In 2019 Estonia was literally FOURTH out of 10 in its semi and got 20 points from ISRAEL , 19 points from BELGIUM and 18 points from PORTUGAL. Just in case your brain cells are still switched off those AREN’T ex-Soviet countries.

I originally skipped over commenting on 2013 and 2019 because the level of stupidity was just too high for you to be out here slandering La Forza as if it didn’t come top 10

Aeria
Aeria
1 month ago
Reply to  Bird Lover

Who would’ve helped Estonia in 2013 then? Estonia was in the first semifinal with Latvia and Finland being in the 2nd. Estonia didn’t qualify this year but those two countries were in the same semifinal regardless.

Also, La Forza is still my winner of 2018 and deserved at least a top 5 spot.

Liisa
Liisa
1 month ago
Reply to  Bird Lover

Storm came third in 2019 seni final televote and Finland was our only neighbor then.
I don’t get your point because many songs in the semi final have a boost from neighbors, like Serbia 2019 qualifying only thanks to the Balkan support or Albania 2019 qualifying only thanks to diaspora support.

milky
milky
1 month ago
Reply to  Bird Lover

imagine thinking estonia didn’t deserve the final in 2018… clown behaviour

Teddy
Teddy
1 month ago

I don’t think the aim here is to have better song submissions as recently (especially this year) the artistic level has been pretty high and the studio cuts have been very strong. The main problem is live performances. A lot of the fan favourites with excellent studio cuts but sub-par vocals and staging (Usually young rookie artists like Heleza) may benefit from an additional heat to take on improvements and grow in confidence as Lithuanian artists did, often revamping (with varying success) from the heats to the semis. Eesti Laul has a higher level of quality than Lithuania did so… Read more »

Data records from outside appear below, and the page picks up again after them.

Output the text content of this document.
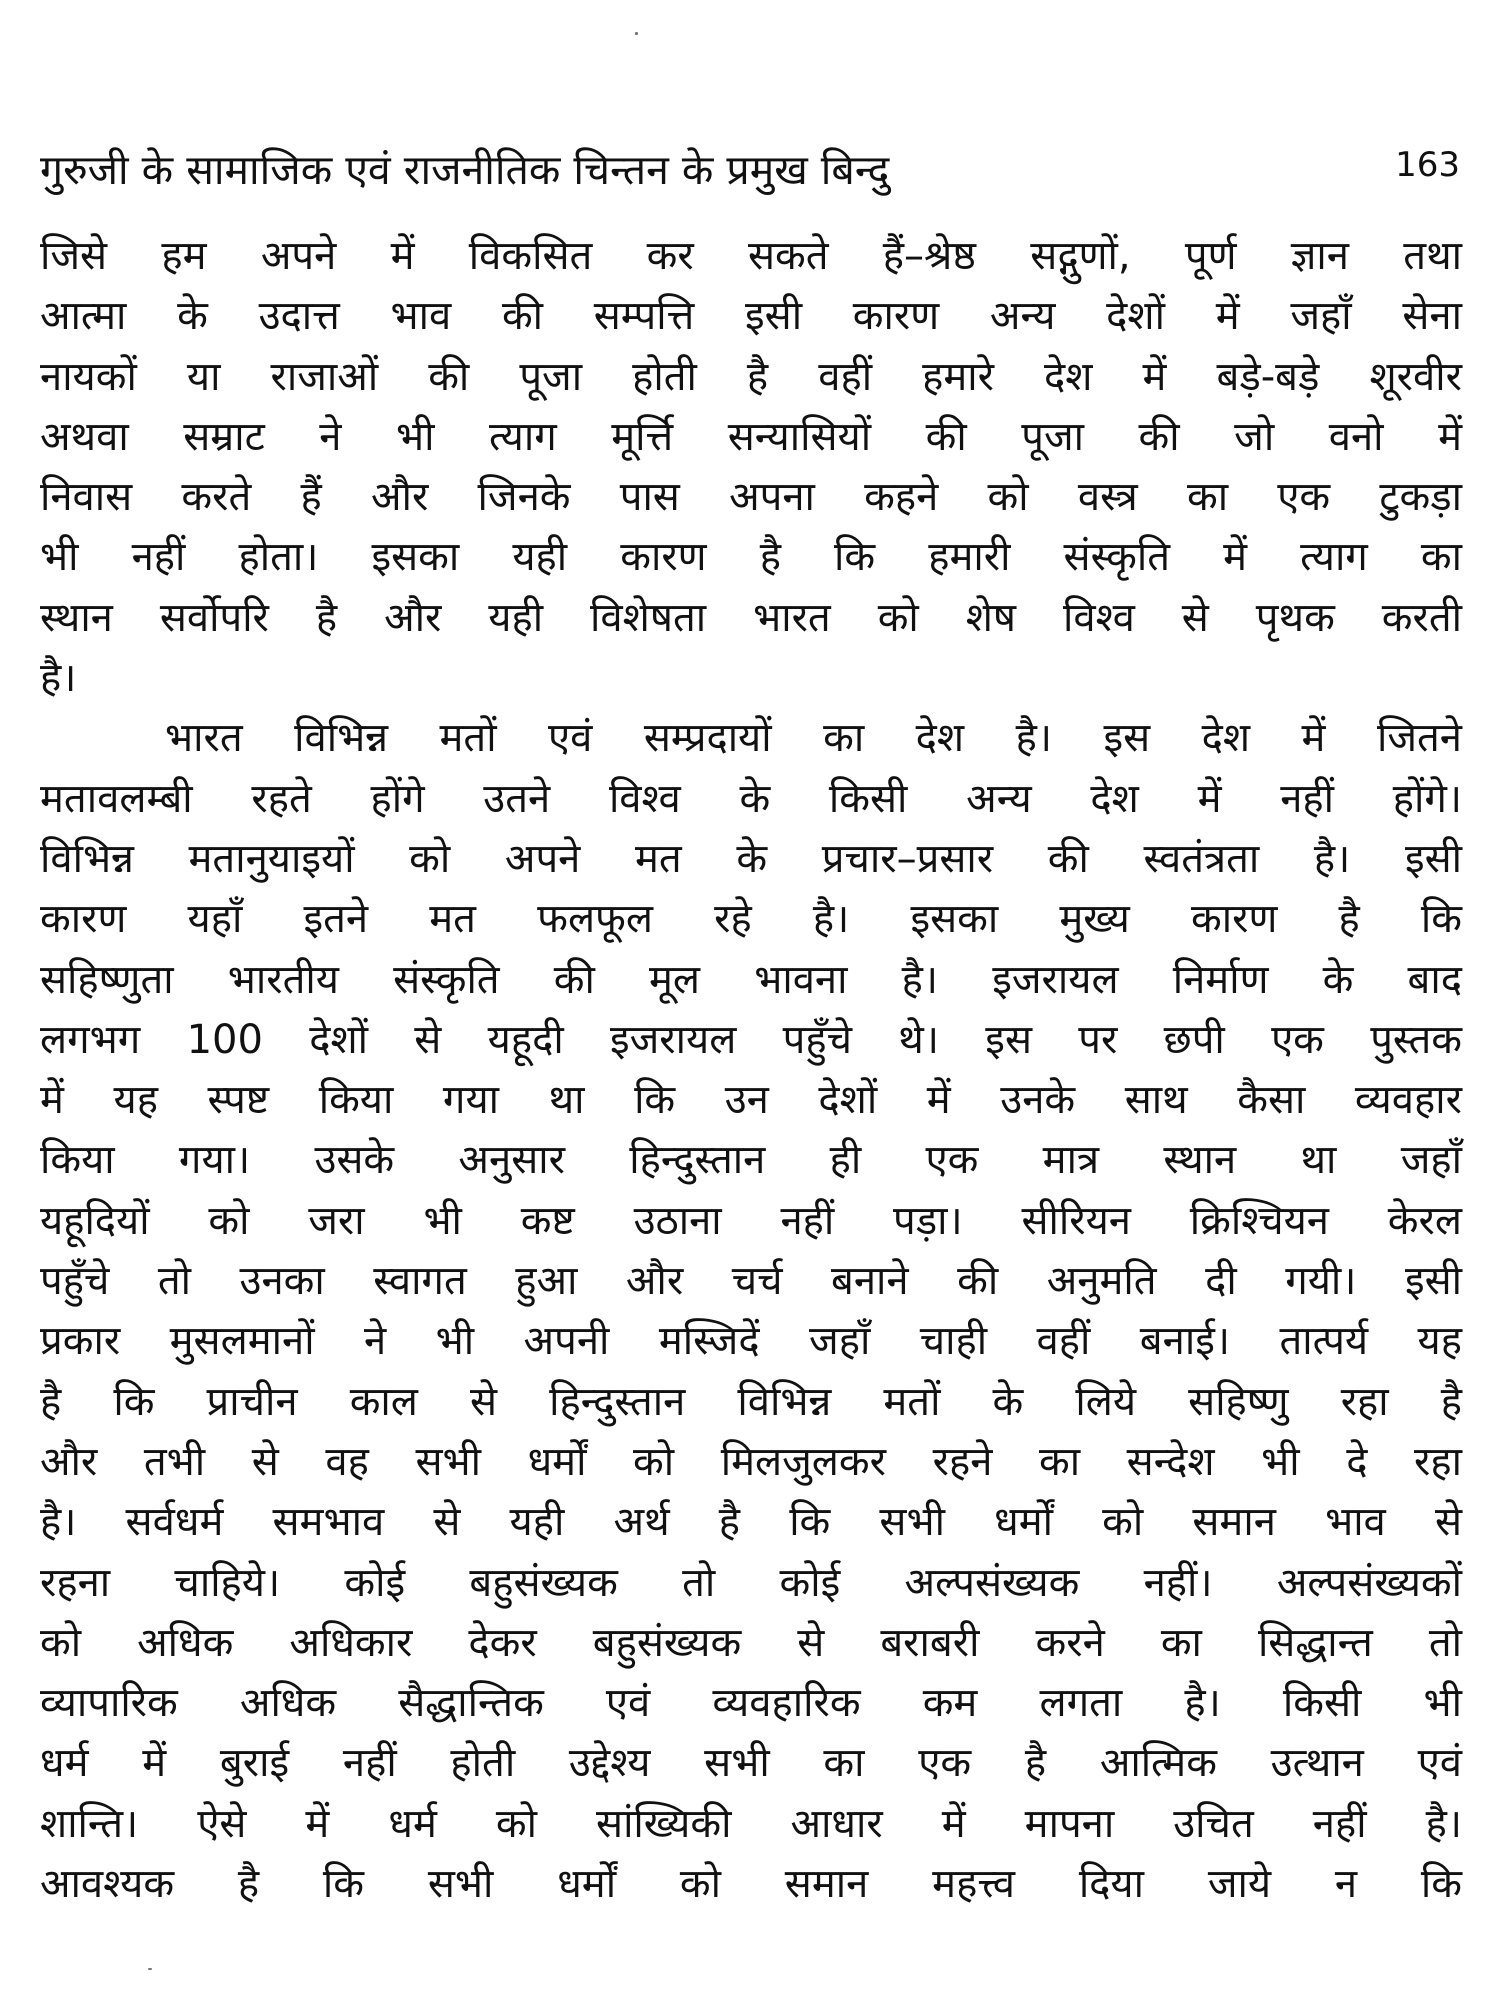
गुरुजी के सामाजिक एवं राजनीतिक चिन्तन के प्रमुख बिन्दु	163
जिसे हम अपने में विकसित कर सकते हैं–श्रेष्ठ सद्गुणों, पूर्ण ज्ञान तथा
आत्मा के उदात्त भाव की सम्पत्ति इसी कारण अन्य देशों में जहाँ सेना
नायकों या राजाओं की पूजा होती है वहीं हमारे देश में बड़े-बड़े शूरवीर
अथवा सम्राट ने भी त्याग मूर्त्ति सन्यासियों की पूजा की जो वनो में
निवास करते हैं और जिनके पास अपना कहने को वस्त्र का एक टुकड़ा
भी नहीं होता। इसका यही कारण है कि हमारी संस्कृति में त्याग का
स्थान सर्वोपरि है और यही विशेषता भारत को शेष विश्व से पृथक करती
है।
भारत विभिन्न मतों एवं सम्प्रदायों का देश है। इस देश में जितने
मतावलम्बी रहते होंगे उतने विश्व के किसी अन्य देश में नहीं होंगे।
विभिन्न मतानुयाइयों को अपने मत के प्रचार–प्रसार की स्वतंत्रता है। इसी
कारण यहाँ इतने मत फलफूल रहे है। इसका मुख्य कारण है कि
सहिष्णुता भारतीय संस्कृति की मूल भावना है। इजरायल निर्माण के बाद
लगभग 100 देशों से यहूदी इजरायल पहुँचे थे। इस पर छपी एक पुस्तक
में यह स्पष्ट किया गया था कि उन देशों में उनके साथ कैसा व्यवहार
किया गया। उसके अनुसार हिन्दुस्तान ही एक मात्र स्थान था जहाँ
यहूदियों को जरा भी कष्ट उठाना नहीं पड़ा। सीरियन क्रिश्चियन केरल
पहुँचे तो उनका स्वागत हुआ और चर्च बनाने की अनुमति दी गयी। इसी
प्रकार मुसलमानों ने भी अपनी मस्जिदें जहाँ चाही वहीं बनाई। तात्पर्य यह
है कि प्राचीन काल से हिन्दुस्तान विभिन्न मतों के लिये सहिष्णु रहा है
और तभी से वह सभी धर्मों को मिलजुलकर रहने का सन्देश भी दे रहा
है। सर्वधर्म समभाव से यही अर्थ है कि सभी धर्मों को समान भाव से
रहना चाहिये। कोई बहुसंख्यक तो कोई अल्पसंख्यक नहीं। अल्पसंख्यकों
को अधिक अधिकार देकर बहुसंख्यक से बराबरी करने का सिद्धान्त तो
व्यापारिक अधिक सैद्धान्तिक एवं व्यवहारिक कम लगता है। किसी भी
धर्म में बुराई नहीं होती उद्देश्य सभी का एक है आत्मिक उत्थान एवं
शान्ति। ऐसे में धर्म को सांख्यिकी आधार में मापना उचित नहीं है।
आवश्यक है कि सभी धर्मों को समान महत्त्व दिया जाये न कि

Last edited 1 month ago by Teddy
Leo
Leo
1 month ago

Instead of increasing the number of songs, get rid of that superfinal thing

milky
milky
1 month ago
Reply to  Leo

the superfinal will never go because of money

Alvaro
Alvaro
1 month ago

This number of songs could both help and hurt… Just hope it helps…

Badwoolfgirl
Badwoolfgirl
1 month ago

Holy crap, 40 songs?! When did Estonia start taking cues from Lithuania to expand their national final to be this big? This seems a little excessive to me, and I worry that it could lead to a bunch of terrible songs clogging up the competition to get to the few competitive gems for Eurovision. On one hand, having a seven week show would shorten the amount of time between the December song releases and the start of the national final in February, but if Estonia is going to choose 40 songs for their 2022 NF, they better be worth it.

Aeria
Aeria
1 month ago
Reply to  Badwoolfgirl

We already had it this year with Tartu, not gonna lie

DonutLover
DonutLover
1 month ago

Tbh 40 songs seem too complicated for a national selection (old Lithuania looking at you) but if the quality is high why not… More songs the better.
I just hope it won’t be quantity over quality!

Badwoolfgirl
Badwoolfgirl
1 month ago
Reply to  DonutLover

That’s my concern too. A large number songs can risk containing more bad than good for a selection. I hope this doesn’t hurt Estonia next year.